1950’de Menderes’in Demokrat Parti’sinin, CHP zulmüne karşı milleti ayaklandırmak üzere kullandığı ‘Yeter! Söz Milletindir…’ sloganını, CHP Genel Merkezinin tepesinden aşağıya kadar pankart yapınca bayağı şaşırmıştık. Galiba fazla sakil olduğunu gördüler ki, bir hafta sonra o pankartı kaldırdılar.
Aslında bizde de sorun olmalı ki, Kemal Bey’in tuhaflıklarına hâlâ şaşırabiliyoruz.
Kendisi ve partisi, merhum Başbakan Necmettin Erbakan’a, sağlığında etmedik zulüm bırakmamıştı. Hele 28 Şubat sürecinde yaptıklarını, Amerikan toprak ağaları Afrika’dan çalıp getirdikleri zenci kölelere bile yapmamıştı.
Sonra bir baktık, ‘Millî Görüş’ çizgisini ‘British View’e dönüştürmeyi başarmış olan Temel Reis’le birlikte ‘Erbakan Hoca’yı Anma Toplantıları’ yapıyor. Hem de, Erbakan Hoca’nın faziletlerini ve ülkeye yaptığı hizmetleri anlatmakla bitiremiyor.
Seçim yaklaşıp, kaybetme korkusu derinleştikçe, Kemal Bey, sirkteki konsolda oyun oynayan ergenler gibi, önündeki tüm tuşlara aynı anda basıyor.
Önceki gün, ‘Turgut Özal Anı Mekânı’ açılışına katılmış Kemal Bey. Ve tarihî bir laf etmiş: “Özal’ın hedef koyduğu gelişen Türkiye’yi yeniden inşa edeceğiz.” demiş.
Hızını alamamış, merhum Turgut Özal’ın ne büyük bir devlet adamı olduğunu filan da veciz ifadelerle anlatmış.
Kemal Bey’in Özal övgülerini dinleyince, zihnim 30 küsur sene öncelere gitti. Henüz stajyer bir muhabirken, o zamanın CHP’si olan SHP’yi takiple görevlendirilmiştim. Merhum Erdal İnönü ve Deniz Baykal’ın 1987 Anayasa Referandumu, 1988 Genel Seçimleri ve 1989 Belediye Seçimleri kampanyalarını bizzat takip etmiştim.
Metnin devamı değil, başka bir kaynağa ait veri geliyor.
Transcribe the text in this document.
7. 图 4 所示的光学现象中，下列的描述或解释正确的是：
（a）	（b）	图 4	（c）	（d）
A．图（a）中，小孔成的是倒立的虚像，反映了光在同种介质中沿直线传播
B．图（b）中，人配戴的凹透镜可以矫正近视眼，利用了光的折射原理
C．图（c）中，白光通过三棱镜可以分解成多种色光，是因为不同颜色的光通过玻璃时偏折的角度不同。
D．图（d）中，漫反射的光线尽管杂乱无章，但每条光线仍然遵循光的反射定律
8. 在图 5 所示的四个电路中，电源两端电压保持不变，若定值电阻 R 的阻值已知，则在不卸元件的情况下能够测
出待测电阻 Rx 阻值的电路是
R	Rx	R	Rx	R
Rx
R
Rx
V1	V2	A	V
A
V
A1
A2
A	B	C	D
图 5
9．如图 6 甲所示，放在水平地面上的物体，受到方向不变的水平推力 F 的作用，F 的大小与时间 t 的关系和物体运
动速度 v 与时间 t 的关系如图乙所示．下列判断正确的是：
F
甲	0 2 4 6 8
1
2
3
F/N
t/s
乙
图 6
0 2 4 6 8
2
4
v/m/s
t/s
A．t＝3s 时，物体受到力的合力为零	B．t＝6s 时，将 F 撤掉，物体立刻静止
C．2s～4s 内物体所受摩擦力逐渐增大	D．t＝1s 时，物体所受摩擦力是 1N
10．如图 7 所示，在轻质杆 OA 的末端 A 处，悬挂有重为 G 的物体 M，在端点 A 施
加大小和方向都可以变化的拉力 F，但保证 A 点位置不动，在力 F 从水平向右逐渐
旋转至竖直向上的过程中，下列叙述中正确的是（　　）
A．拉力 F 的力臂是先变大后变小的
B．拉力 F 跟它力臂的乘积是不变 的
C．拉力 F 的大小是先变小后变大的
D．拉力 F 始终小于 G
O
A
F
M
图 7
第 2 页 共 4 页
1988 seçimlerinde ANAP’ı ve Başbakan Turgut Özal’ı devirmek için canhıraş bir mücadele veren SHP, seçmene, “Bir 5 yıl daha Özal tarafından limon gibi sıkılmaya razı mısınız?” sloganıyla baskı yapıyor, Özal’ın yaptığı büyük hizmetleri yerden yere vuruyordu. Tıpkı bugün TOGG, TCG Anadolu, Bayraktar, Akıncı, Anka, Kızılelma, Millî Muharip Uçak, Akkuyu Nükleer vesaire için yaptığı gibi…
Sonra 1991 seçimlerinde, o zaman Cumhurbaşkanı olan Turgut Özal için söyledikleri en kibar laf ise; “Çankaya’nın şişmanı, işçilerin düşmanı…” olmuştu. Hızını alamayan SHP, Özal’ı Çankaya’dan indirip, Yüce Divan’da yargılamakla tehdit ediyordu. Tabi, zamanın ruhuna pek uymadığından olsa gerek, ‘Özal’ı asma’ vaadinde bulunmuyordu.
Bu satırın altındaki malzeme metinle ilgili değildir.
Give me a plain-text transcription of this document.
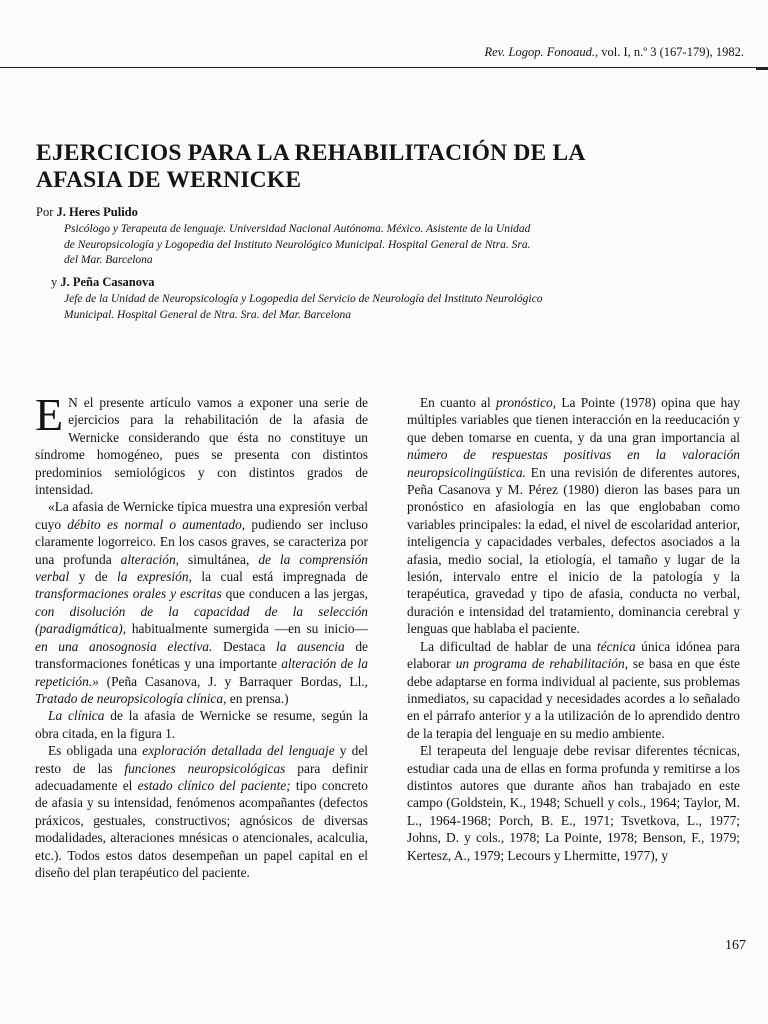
Rev. Logop. Fonoaud., vol. I, n.º 3 (167-179), 1982.
EJERCICIOS PARA LA REHABILITACIÓN DE LA
AFASIA DE WERNICKE
Por J. Heres Pulido

Psicólogo y Terapeuta de lenguaje. Universidad Nacional Autónoma. México. Asistente de la Unidad de Neuropsicología y Logopedia del Instituto Neurológico Municipal. Hospital General de Ntra. Sra. del Mar. Barcelona

y J. Peña Casanova

Jefe de la Unidad de Neuropsicología y Logopedia del Servicio de Neurología del Instituto Neurológico Municipal. Hospital General de Ntra. Sra. del Mar. Barcelona

E N el presente artículo vamos a exponer una serie de ejercicios para la rehabilitación de la afasia de Wernicke considerando que ésta no constituye un síndrome homogéneo, pues se presenta con distintos predominios semiológicos y con distintos grados de intensidad.

«La afasia de Wernicke típica muestra una expresión verbal cuyo débito es normal o aumentado, pudiendo ser incluso claramente logorreico. En los casos graves, se caracteriza por una profunda alteración, simultánea, de la comprensión verbal y de la expresión, la cual está impregnada de transformaciones orales y escritas que conducen a las jergas, con disolución de la capacidad de la selección (paradigmática), habitualmente sumergida —en su inicio— en una anosognosia electiva. Destaca la ausencia de transformaciones fonéticas y una importante alteración de la repetición.» (Peña Casanova, J. y Barraquer Bordas, Ll., Tratado de neuropsicología clínica, en prensa.)

La clínica de la afasia de Wernicke se resume, según la obra citada, en la figura 1.

Es obligada una exploración detallada del lenguaje y del resto de las funciones neuropsicológicas para definir adecuadamente el estado clínico del paciente; tipo concreto de afasia y su intensidad, fenómenos acompañantes (defectos práxicos, gestuales, constructivos; agnósicos de diversas modalidades, alteraciones mnésicas o atencionales, acalculia, etc.). Todos estos datos desempeñan un papel capital en el diseño del plan terapéutico del paciente.

En cuanto al pronóstico, La Pointe (1978) opina que hay múltiples variables que tienen interacción en la reeducación y que deben tomarse en cuenta, y da una gran importancia al número de respuestas positivas en la valoración neuropsicolingüística. En una revisión de diferentes autores, Peña Casanova y M. Pérez (1980) dieron las bases para un pronóstico en afasiología en las que englobaban como variables principales: la edad, el nivel de escolaridad anterior, inteligencia y capacidades verbales, defectos asociados a la afasia, medio social, la etiología, el tamaño y lugar de la lesión, intervalo entre el inicio de la patología y la terapéutica, gravedad y tipo de afasia, conducta no verbal, duración e intensidad del tratamiento, dominancia cerebral y lenguas que hablaba el paciente.

La dificultad de hablar de una técnica única idónea para elaborar un programa de rehabilitación, se basa en que éste debe adaptarse en forma individual al paciente, sus problemas inmediatos, su capacidad y necesidades acordes a lo señalado en el párrafo anterior y a la utilización de lo aprendido dentro de la terapia del lenguaje en su medio ambiente.

El terapeuta del lenguaje debe revisar diferentes técnicas, estudiar cada una de ellas en forma profunda y remitirse a los distintos autores que durante años han trabajado en este campo (Goldstein, K., 1948; Schuell y cols., 1964; Taylor, M. L., 1964-1968; Porch, B. E., 1971; Tsvetkova, L., 1977; Johns, D. y cols., 1978; La Pointe, 1978; Benson, F., 1979; Kertesz, A., 1979; Lecours y Lhermitte, 1977), y

167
Doğrusu Kemal Bey’in ‘Turgut Özal güzellemelerini’ dinledikten sonra, ister istemez bende bir beklenti oluştu: Acaba 14 Mayıs’tan önce, geride kalan tek tuşa da basıp, şöyle esaslı bir ‘Recep Tayyip Erdoğan güzellemesi’ de yapar mı?
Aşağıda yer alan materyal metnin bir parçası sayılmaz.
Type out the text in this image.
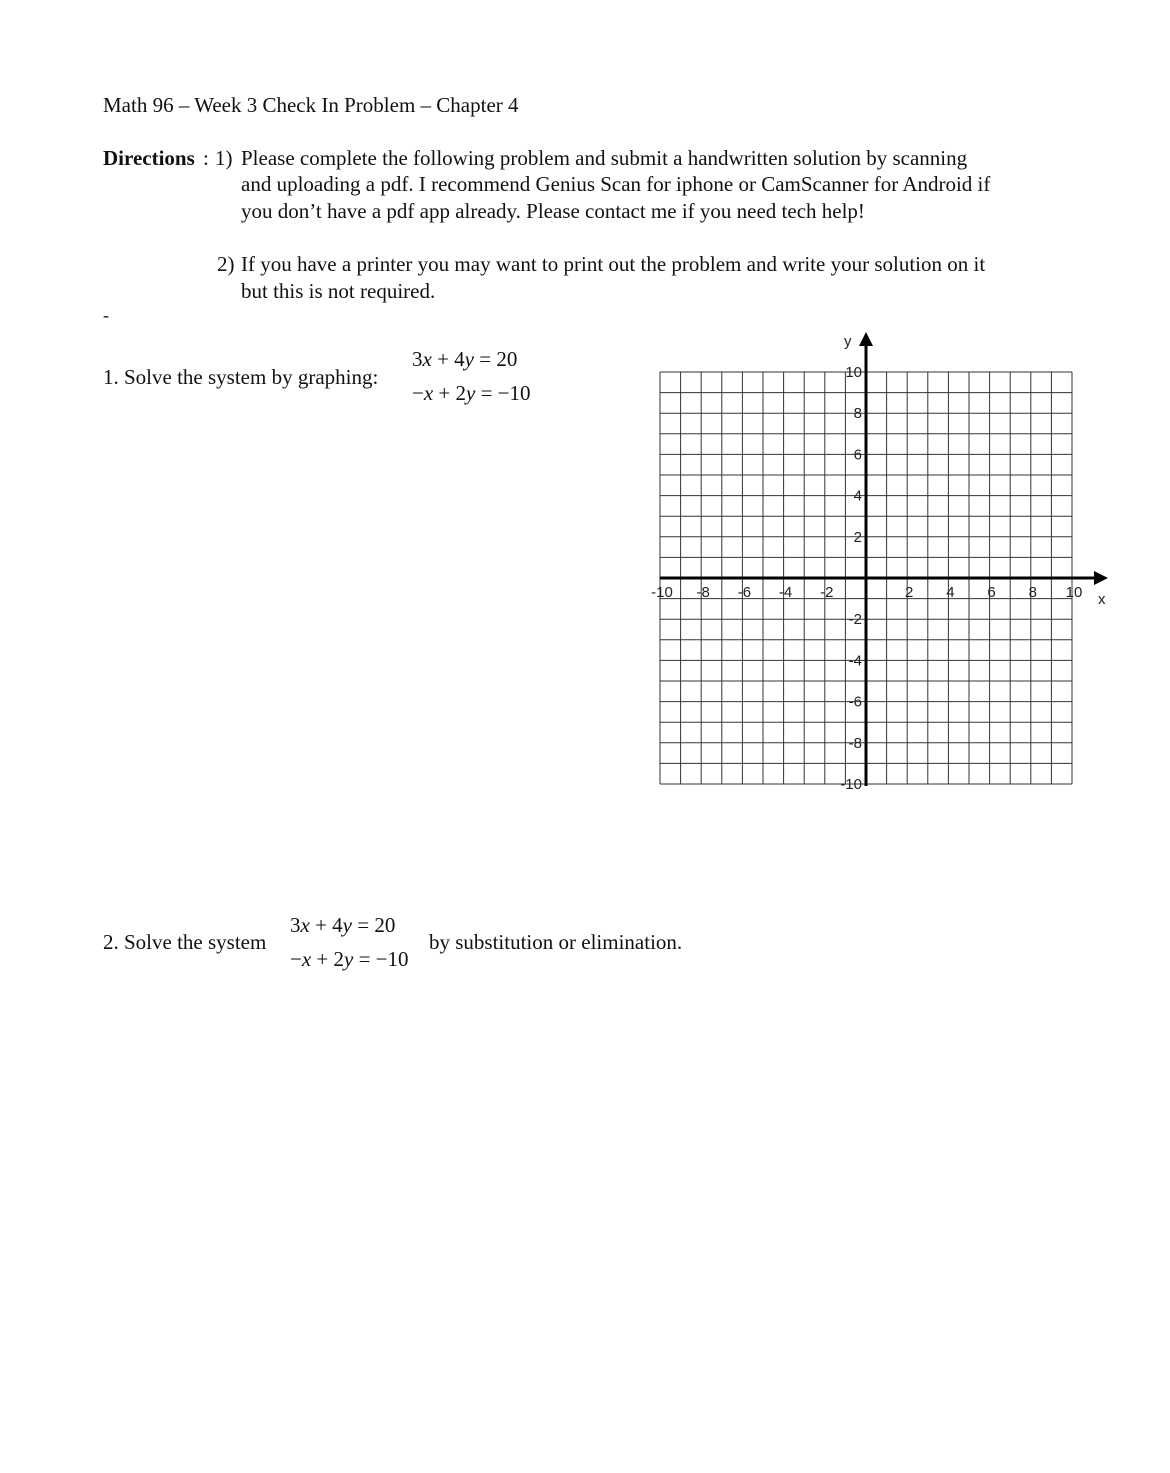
Math 96 – Week 3 Check In Problem – Chapter 4
Directions : 1) Please complete the following problem and submit a handwritten solution by scanning
and uploading a pdf. I recommend Genius Scan for iphone or CamScanner for Android if
you don’t have a pdf app already. Please contact me if you need tech help!
2) If you have a printer you may want to print out the problem and write your solution on it
but this is not required.
-
1. Solve the system by graphing:
3x + 4y = 20
−x + 2y = −10
x
y
-10 -8 -6 -4 -2	2 4 6 8 10
10
8
6
4
2
-2
-4
-6
-8
-10
2. Solve the system
3x + 4y = 20
−x + 2y = −10
by substitution or elimination.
Ne o, şaşırdınız mı? Menderes’e, Özal’a, Erbakan’a bunca methiyeler düzen Kemal Bey, belki birkaç sağcı seçmeni daha tavlayabilirim umuduyla, şöyle laflar da edebilir:
“Sayın Cumhurbaşkanımız Recep Tayyip Erdoğan, büyük bir dünya lideridir. 20 yıllık iktidarı boyunca Türkiye’ye çok büyük hizmetler etmiştir. Hatta Cumhurbaşkanlığı Hükümet Sistemi’ni kurarak, Türkiye’yi ebedî siyasî istikrara kavuşturmuştur. Ülkemizi otoyollarla ve hızlı trenlerle donatmış, ekonomimizi 3-4 kat büyütmüş, halkımızı kalkındırmıştır. Yetinmemiş, yerli ve millî teknolojileri ölümüne desteklemiş, yerli savunma sanayimizi kurmuştur. Ülkemizi nükleer santralle tanıştırmış, TOGG’la bu milletin 60 yıllık yerli otomobil hayalini gerçekleştirmiştir. Bununla da yetinmemiş, ‘Dünya beşten büyüktür’ diyerek, Birleşmiş Milletler şahsında şekillenen küresel adaletsizlik düzeninin kabuğunu çatlatmıştır. İktidar olduğumuzda, Büyük Devlet Adamı Recep Tayyip Erdoğan’ın yolundan gidip, onun hayallerini gerçekleştirmek için mücadele edeceğiz…”
Çok mu uçuk geldi? CHP ve zihniyetinin Menderes’e, Demirel’e, Özal’a, Erbakan’a ve Türkeş’e yaptıklarını şöyle bir hatırlayın… Sonra, Kemal Bey’in yukarıda bir kısmını alıntıladığım güzellemelerini masaya koyun… Recep Tayyip Erdoğan güzellemesi yapabilir mi, bir kez daha düşünün.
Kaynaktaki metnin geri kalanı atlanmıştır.